Dozens of excuses flash through my mind, but I know he will find none of them acceptable. I've already learned that poor excuses lead to harsher punishment, so I shake my head, "no Sir."
"Well since you made me wait for this report, you can wait while I decide how this will be handled. Apparently I haven't been harsh enough with you."
So instead of my usual lecture I am sent to the corner, told to lower my jeans and panties to just above my knees and kneel with my hands folded behind my back.
I'm not sure how long I am there, but it is long enough for my knees to ache even on the carpeted floor. As I wait, I recall the week in my head. Late to work twice, three skipped workouts, way more time spent playing with myself than the agreed upon fifteen minutes per day, plus the late report.
Behind me I hear him moving about. I can't discern what they are, but I hear several items placed on the dresser. Then the clink of ice as he sips his drink. There is a long period of silence and I want so badly to turn my head and look, but I know better. I don't want to get myself into anymore trouble than I already am. I think about how I must look to him right now with my bare ass exposed. My pussy moistens, and I'm ashamed. No matter how contrite or scared I am it never fails to get wet when I meet Sir. I remind myself that the chances I'll get to cum today are slim to none and try to turn my focus elsewhere. Instead I concentrate on remaining absolutely still even though my knees are killing me. Finally, I am relieved to hear his voice. "Come here."
I stand and turn to find him standing next to the bed. With my pants down my knees I'm forced to take small awkward steps. He watches me struggle for a moment unamused, then barks, "pull up your fucking pants, you look ridiculous."
Embarrassed, I quickly pull them up and scurry to stand in front of him. I bow my head but he grabs my chin and forces me to look at him. His face is stern and his dark eyes look angry. I try to stammer out an apology but his hand across my face stops me. "Did I tell you to speak?"
"No Sir," I say, stunned.
"Then shut your fucking mouth."
I do as I'm told and try to fight back the tears. I'm not crying from the pain, the slap wasn't that hard. It's that he's never slapped my face before and now I realize just how upset he is with me. A tear rolls down my cheek.

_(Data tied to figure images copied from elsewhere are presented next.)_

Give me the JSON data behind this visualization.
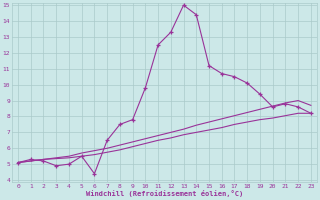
{
  "xlabel": "Windchill (Refroidissement éolien,°C)",
  "bg_color": "#cce8e8",
  "grid_color": "#aacaca",
  "line_color": "#993399",
  "x_hours": [
    0,
    1,
    2,
    3,
    4,
    5,
    6,
    7,
    8,
    9,
    10,
    11,
    12,
    13,
    14,
    15,
    16,
    17,
    18,
    19,
    20,
    21,
    22,
    23
  ],
  "y_main": [
    5.1,
    5.3,
    5.2,
    4.9,
    5.0,
    5.5,
    4.4,
    6.5,
    7.5,
    7.8,
    9.8,
    12.5,
    13.3,
    15.0,
    14.4,
    11.2,
    10.7,
    10.5,
    10.1,
    9.4,
    8.6,
    8.8,
    8.6,
    8.2
  ],
  "y_refA": [
    5.1,
    5.2,
    5.3,
    5.35,
    5.4,
    5.5,
    5.6,
    5.75,
    5.9,
    6.1,
    6.3,
    6.5,
    6.65,
    6.85,
    7.0,
    7.15,
    7.3,
    7.5,
    7.65,
    7.8,
    7.9,
    8.05,
    8.2,
    8.2
  ],
  "y_refB": [
    5.1,
    5.2,
    5.3,
    5.4,
    5.5,
    5.7,
    5.85,
    6.0,
    6.2,
    6.4,
    6.6,
    6.8,
    7.0,
    7.2,
    7.45,
    7.65,
    7.85,
    8.05,
    8.25,
    8.45,
    8.65,
    8.85,
    9.0,
    8.7
  ],
  "ylim": [
    4,
    15
  ],
  "xlim": [
    -0.5,
    23.5
  ],
  "yticks": [
    4,
    5,
    6,
    7,
    8,
    9,
    10,
    11,
    12,
    13,
    14,
    15
  ],
  "xticks": [
    0,
    1,
    2,
    3,
    4,
    5,
    6,
    7,
    8,
    9,
    10,
    11,
    12,
    13,
    14,
    15,
    16,
    17,
    18,
    19,
    20,
    21,
    22,
    23
  ]
}
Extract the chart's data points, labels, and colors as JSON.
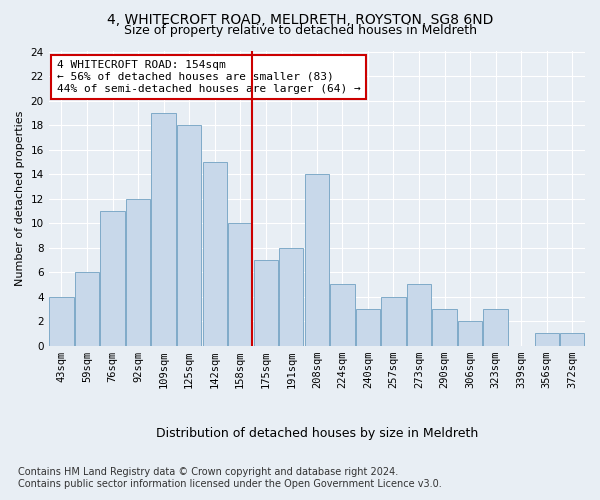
{
  "title1": "4, WHITECROFT ROAD, MELDRETH, ROYSTON, SG8 6ND",
  "title2": "Size of property relative to detached houses in Meldreth",
  "xlabel": "Distribution of detached houses by size in Meldreth",
  "ylabel": "Number of detached properties",
  "categories": [
    "43sqm",
    "59sqm",
    "76sqm",
    "92sqm",
    "109sqm",
    "125sqm",
    "142sqm",
    "158sqm",
    "175sqm",
    "191sqm",
    "208sqm",
    "224sqm",
    "240sqm",
    "257sqm",
    "273sqm",
    "290sqm",
    "306sqm",
    "323sqm",
    "339sqm",
    "356sqm",
    "372sqm"
  ],
  "values": [
    4,
    6,
    11,
    12,
    19,
    18,
    15,
    10,
    7,
    8,
    14,
    5,
    3,
    4,
    5,
    3,
    2,
    3,
    0,
    1,
    1
  ],
  "bar_color": "#c8d8ea",
  "bar_edge_color": "#7faac8",
  "property_line_index": 7,
  "annotation_line1": "4 WHITECROFT ROAD: 154sqm",
  "annotation_line2": "← 56% of detached houses are smaller (83)",
  "annotation_line3": "44% of semi-detached houses are larger (64) →",
  "annotation_box_color": "#ffffff",
  "annotation_box_edge": "#cc0000",
  "vline_color": "#cc0000",
  "ylim": [
    0,
    24
  ],
  "yticks": [
    0,
    2,
    4,
    6,
    8,
    10,
    12,
    14,
    16,
    18,
    20,
    22,
    24
  ],
  "footer1": "Contains HM Land Registry data © Crown copyright and database right 2024.",
  "footer2": "Contains public sector information licensed under the Open Government Licence v3.0.",
  "bg_color": "#e8eef4",
  "plot_bg_color": "#e8eef4",
  "grid_color": "#ffffff",
  "title1_fontsize": 10,
  "title2_fontsize": 9,
  "xlabel_fontsize": 9,
  "ylabel_fontsize": 8,
  "tick_fontsize": 7.5,
  "annotation_fontsize": 8,
  "footer_fontsize": 7
}
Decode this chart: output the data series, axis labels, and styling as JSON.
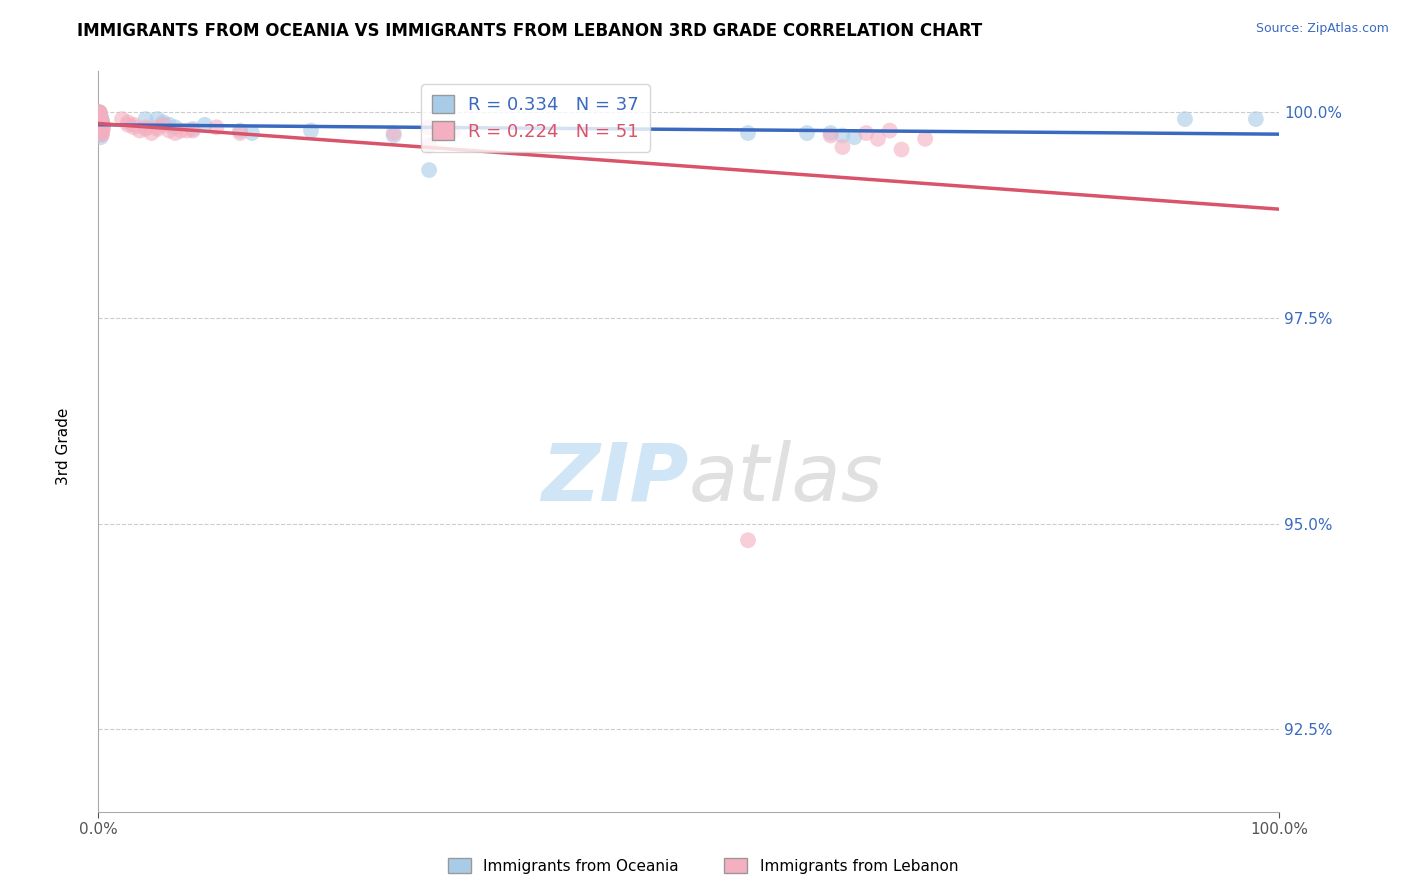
{
  "title": "IMMIGRANTS FROM OCEANIA VS IMMIGRANTS FROM LEBANON 3RD GRADE CORRELATION CHART",
  "source": "Source: ZipAtlas.com",
  "ylabel": "3rd Grade",
  "ytick_values": [
    0.925,
    0.95,
    0.975,
    1.0
  ],
  "ytick_labels": [
    "92.5%",
    "95.0%",
    "97.5%",
    "100.0%"
  ],
  "xtick_values": [
    0.0,
    1.0
  ],
  "xtick_labels": [
    "0.0%",
    "100.0%"
  ],
  "ymin": 0.915,
  "ymax": 1.005,
  "legend_blue_text": "R = 0.334   N = 37",
  "legend_pink_text": "R = 0.224   N = 51",
  "legend_blue_label": "Immigrants from Oceania",
  "legend_pink_label": "Immigrants from Lebanon",
  "blue_scatter_color": "#a8cce8",
  "pink_scatter_color": "#f4afc0",
  "blue_line_color": "#3a6abf",
  "pink_line_color": "#d9546a",
  "grid_color": "#cccccc",
  "oceania_x": [
    0.0005,
    0.0005,
    0.001,
    0.001,
    0.001,
    0.002,
    0.002,
    0.002,
    0.003,
    0.003,
    0.003,
    0.001,
    0.001,
    0.001,
    0.001,
    0.0015,
    0.002,
    0.002,
    0.04,
    0.05,
    0.055,
    0.06,
    0.065,
    0.08,
    0.09,
    0.12,
    0.13,
    0.25,
    0.28,
    0.55,
    0.6,
    0.62,
    0.63,
    0.64,
    0.92,
    0.98,
    0.18
  ],
  "oceania_y": [
    1.0,
    1.0,
    1.0,
    1.0,
    0.9995,
    0.9995,
    0.9993,
    0.9993,
    0.999,
    0.999,
    0.9988,
    0.9985,
    0.9983,
    0.998,
    0.9978,
    0.9975,
    0.9973,
    0.997,
    0.9992,
    0.9992,
    0.9988,
    0.9985,
    0.9982,
    0.998,
    0.9985,
    0.9978,
    0.9975,
    0.9972,
    0.993,
    0.9975,
    0.9975,
    0.9975,
    0.9972,
    0.997,
    0.9992,
    0.9992,
    0.9978
  ],
  "lebanon_x": [
    0.0005,
    0.0005,
    0.001,
    0.001,
    0.001,
    0.001,
    0.001,
    0.0015,
    0.0015,
    0.002,
    0.002,
    0.002,
    0.003,
    0.003,
    0.003,
    0.004,
    0.004,
    0.003,
    0.003,
    0.003,
    0.02,
    0.025,
    0.03,
    0.04,
    0.05,
    0.06,
    0.07,
    0.08,
    0.1,
    0.12,
    0.25,
    0.28,
    0.3,
    0.28,
    0.55,
    0.62,
    0.63,
    0.65,
    0.66,
    0.67,
    0.68,
    0.7,
    0.025,
    0.03,
    0.035,
    0.04,
    0.045,
    0.05,
    0.055,
    0.065,
    0.075
  ],
  "lebanon_y": [
    1.0,
    1.0,
    1.0,
    1.0,
    0.9995,
    0.9993,
    0.999,
    0.9992,
    0.999,
    0.9993,
    0.999,
    0.9988,
    0.9985,
    0.9983,
    0.998,
    0.9985,
    0.998,
    0.9978,
    0.9975,
    0.9973,
    0.9992,
    0.9988,
    0.9985,
    0.998,
    0.998,
    0.9978,
    0.9978,
    0.9978,
    0.9982,
    0.9975,
    0.9975,
    0.9982,
    0.9978,
    0.996,
    0.948,
    0.9972,
    0.9958,
    0.9975,
    0.9968,
    0.9978,
    0.9955,
    0.9968,
    0.9985,
    0.9982,
    0.9978,
    0.9982,
    0.9975,
    0.9982,
    0.9985,
    0.9975,
    0.9978
  ]
}
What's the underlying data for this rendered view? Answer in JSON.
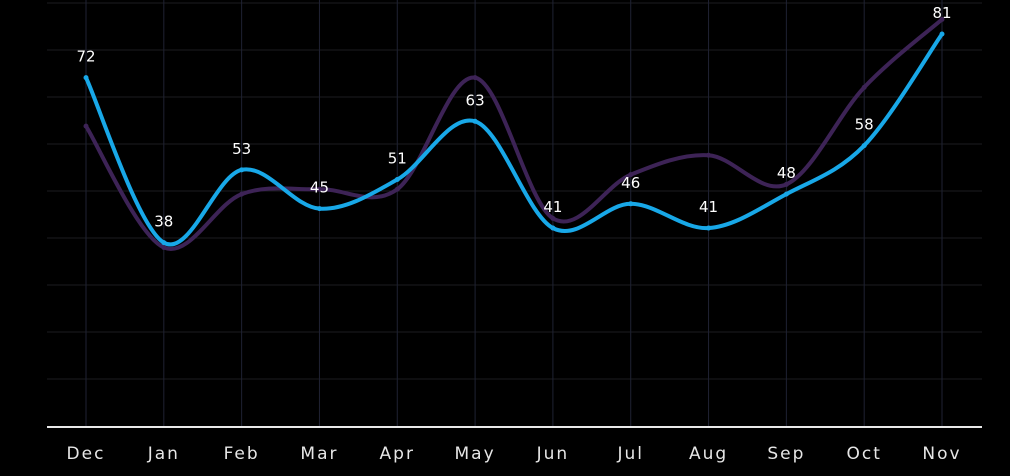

"You better save those tears, you're going to need them later," he warns.
I nod, and wipe the tears from my cheeks.
"Do you remember your safe word?" he asks, as he rolls up his sleeves.
I nod again, staring at his strong forearms and nervously biting my lip.
"Good."
He sits on the bed. Normally he would tell me to lower my jeans and panties and position myself over his lap, but instead he just grabs me and throws me over it. The position isn't real comfortable but I don't have time to adjust as the assault on my ass starts immediately. The blows from his hand are hard and fast, not at all his usual pace. I'm shocked at how much it hurts, even through my jeans. Clenching my fists, I grit my teeth to try and keep from crying out. This is so out of character for him and it scares me. Then I suddenly remember, I didn't count. Oh God, I fucked it up! He's going to do it all over again! I'm already in so much trouble and now I've screwed up this too. The thought causes me to panic and I begin to cry heavily. As soon as my sobbing starts, he stops. He grabs my waist and stands me on my feet. "Didn't I tell you to save those tears? Why are you crying?"
"I forgot to count," I cry out between sobs.
His face softens into almost a smile. He shakes his head. "Calm down little girl. You're only required to count durning your punishment. This isn't your punishment, this was just me taking out some frustration on your ass. That's why I left your jeans on and only used my hand. I never want to punish you when I'm angry, so I needed to make sure I got that out first. Understand?"